Hal itu disampaikan oleh Menteri Perlindungan Pekerja Migran Indonesia (P2MI), Abdul Kadir, saat berkunjung ke Pontianak, Sabtu (21/06/2025). Menurutnya, perkembangan modus kejahatan yang menjerat calon pekerja migran kian canggih dan terorganisir, mulai dari penggunaan visa turis yang disalahgunakan menjadi visa kerja, pemalsuan dokumen, hingga perekrutan melalui media sosial dengan iming-iming gaji tinggi. “Kita harus mempercepat pembangunan shelter di perbatasan Kalbar, karena jalur ini sangat rawan. Kasus-kasus perdagangan orang sekarang sudah selevel dengan kejahatan narkotika. Bedanya, ini menyangkut nyawa manusia,” tegas Abdul Kadir.

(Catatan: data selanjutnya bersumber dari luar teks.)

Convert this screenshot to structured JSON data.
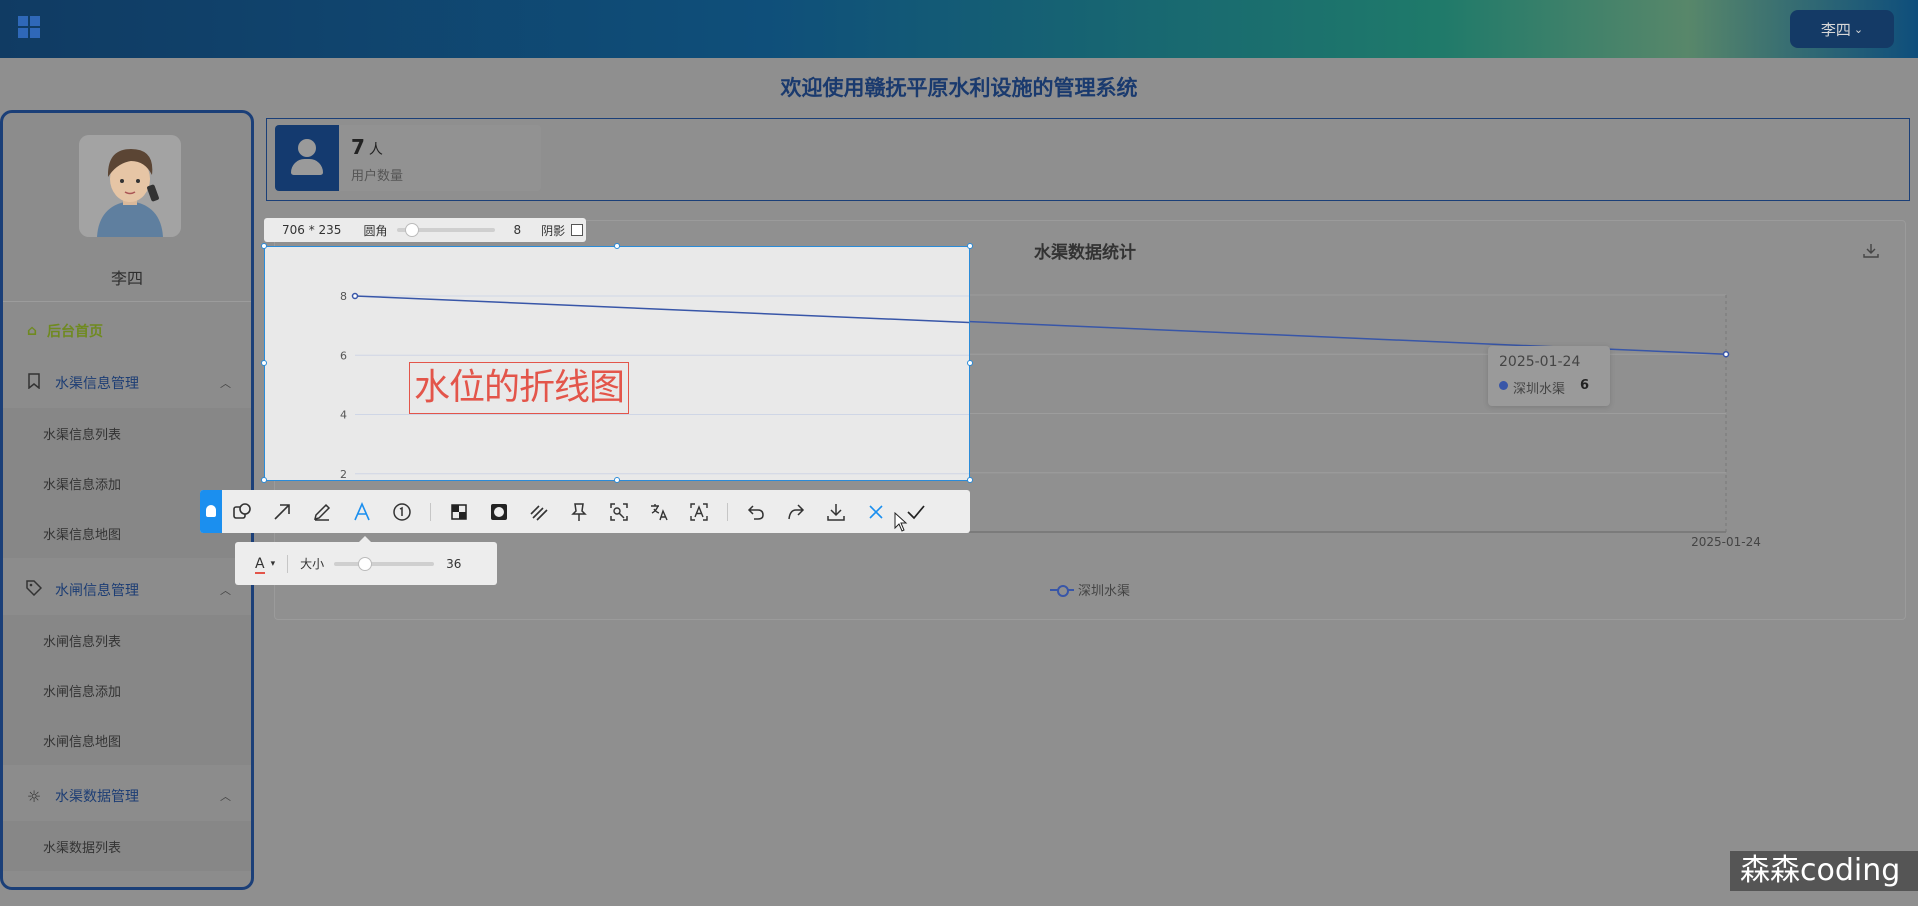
{
  "header": {
    "user_menu_label": "李四"
  },
  "page_title": "欢迎使用赣抚平原水利设施的管理系统",
  "sidebar": {
    "username": "李四",
    "home_label": "后台首页",
    "groups": [
      {
        "label": "水渠信息管理",
        "icon": "bookmark-icon",
        "items": [
          "水渠信息列表",
          "水渠信息添加",
          "水渠信息地图"
        ]
      },
      {
        "label": "水闸信息管理",
        "icon": "tag-icon",
        "items": [
          "水闸信息列表",
          "水闸信息添加",
          "水闸信息地图"
        ]
      },
      {
        "label": "水渠数据管理",
        "icon": "sun-icon",
        "items": [
          "水渠数据列表"
        ]
      }
    ]
  },
  "stats": {
    "value": "7",
    "unit": "人",
    "label": "用户数量"
  },
  "chart": {
    "title": "水渠数据统计",
    "tooltip": {
      "date": "2025-01-24",
      "series": "深圳水渠",
      "value": "6"
    },
    "x_labels": [
      "2025-01-24",
      "2025-01-24"
    ],
    "y_ticks": [
      "8",
      "6",
      "4",
      "2"
    ],
    "legend": "深圳水渠"
  },
  "chart_data": {
    "type": "line",
    "title": "水渠数据统计",
    "categories": [
      "2025-01-24",
      "2025-01-24"
    ],
    "series": [
      {
        "name": "深圳水渠",
        "values": [
          8,
          6
        ]
      }
    ],
    "ylim": [
      0,
      8
    ],
    "legend_position": "bottom"
  },
  "screenshot_tool": {
    "size_text": "706 * 235",
    "radius_label": "圆角",
    "radius_value": "8",
    "shadow_label": "阴影",
    "annotation_text": "水位的折线图",
    "text_size_label": "大小",
    "text_size_value": "36",
    "text_color_glyph": "A",
    "annotation_color": "#e3554a",
    "accent_color": "#1b8fef"
  },
  "watermark": "森森coding"
}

Ia mencontohkan kasus di Myanmar, di mana korban yang berasal dari kalangan terdidik, bahkan pengusaha, bisa terjebak iklan palsu hingga berujung menjadi korban penyekapan dan kekerasan.
Hampir 95 hingga 97 persen kasus Tindak Pidana Perdagangan Orang (TPPO), menurutnya, terjadi pada migran yang berangkat tanpa melalui jalur resmi. “Banyak yang berangkat bermodal paspor atau visa turis saja, tanpa pelatihan atau perlindungan. Ini yang rentan jadi korban eksploitasi, bahkan kehilangan nyawa,” ujarnya.

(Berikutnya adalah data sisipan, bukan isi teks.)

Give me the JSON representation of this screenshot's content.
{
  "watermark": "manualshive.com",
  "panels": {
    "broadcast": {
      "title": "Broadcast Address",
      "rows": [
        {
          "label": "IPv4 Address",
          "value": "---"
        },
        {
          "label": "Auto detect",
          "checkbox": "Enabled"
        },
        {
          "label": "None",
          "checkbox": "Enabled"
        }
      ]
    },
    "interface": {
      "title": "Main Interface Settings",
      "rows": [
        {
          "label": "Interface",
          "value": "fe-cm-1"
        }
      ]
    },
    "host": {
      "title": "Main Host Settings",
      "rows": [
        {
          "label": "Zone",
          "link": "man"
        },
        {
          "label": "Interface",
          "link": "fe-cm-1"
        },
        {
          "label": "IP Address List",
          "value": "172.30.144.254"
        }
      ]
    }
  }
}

Kalbar menjadi daerah strategis sekaligus krusial dalam pengawasan migrasi ilegal, karena memiliki enam perbatasan resmi dan lebih dari 70 jalur tidak resmi. Wilayah ini juga kerap dijadikan titik keberangkatan migran ilegal dari berbagai provinsi seperti Jawa, NTB, dan Sulsel. “Kita tidak bisa biarkan warga kita jadi korban mafia. Mereka hanya ingin masa depan yang lebih baik, tapi malah terjebak jaringan perekrutan ilegal yang mengancam nyawa,” tegas Abdul Kadir.
Menteri Abdul Kadir juga menjelaskan bahwa Kementerian P2MI baru dibentuk di era pemerintahan Presiden Prabowo Subianto, setelah sebelumnya urusan ini dipegang BP2MI di bawah Kemenaker. Pembentukan kementerian ini, katanya, merupakan wujud perhatian khusus Presiden yang pernah turun langsung menyelamatkan seorang pekerja migran, Wilfrieda, dari ancaman hukuman mati di Malaysia. “Presiden memberikan mandat kepada kami: pertama, melindungi penuh pekerja migran dari kekerasan, eksploitasi, dan perdagangan orang. Kedua, meningkatkan kontribusi devisa negara dari sektor ini,” tuturnya.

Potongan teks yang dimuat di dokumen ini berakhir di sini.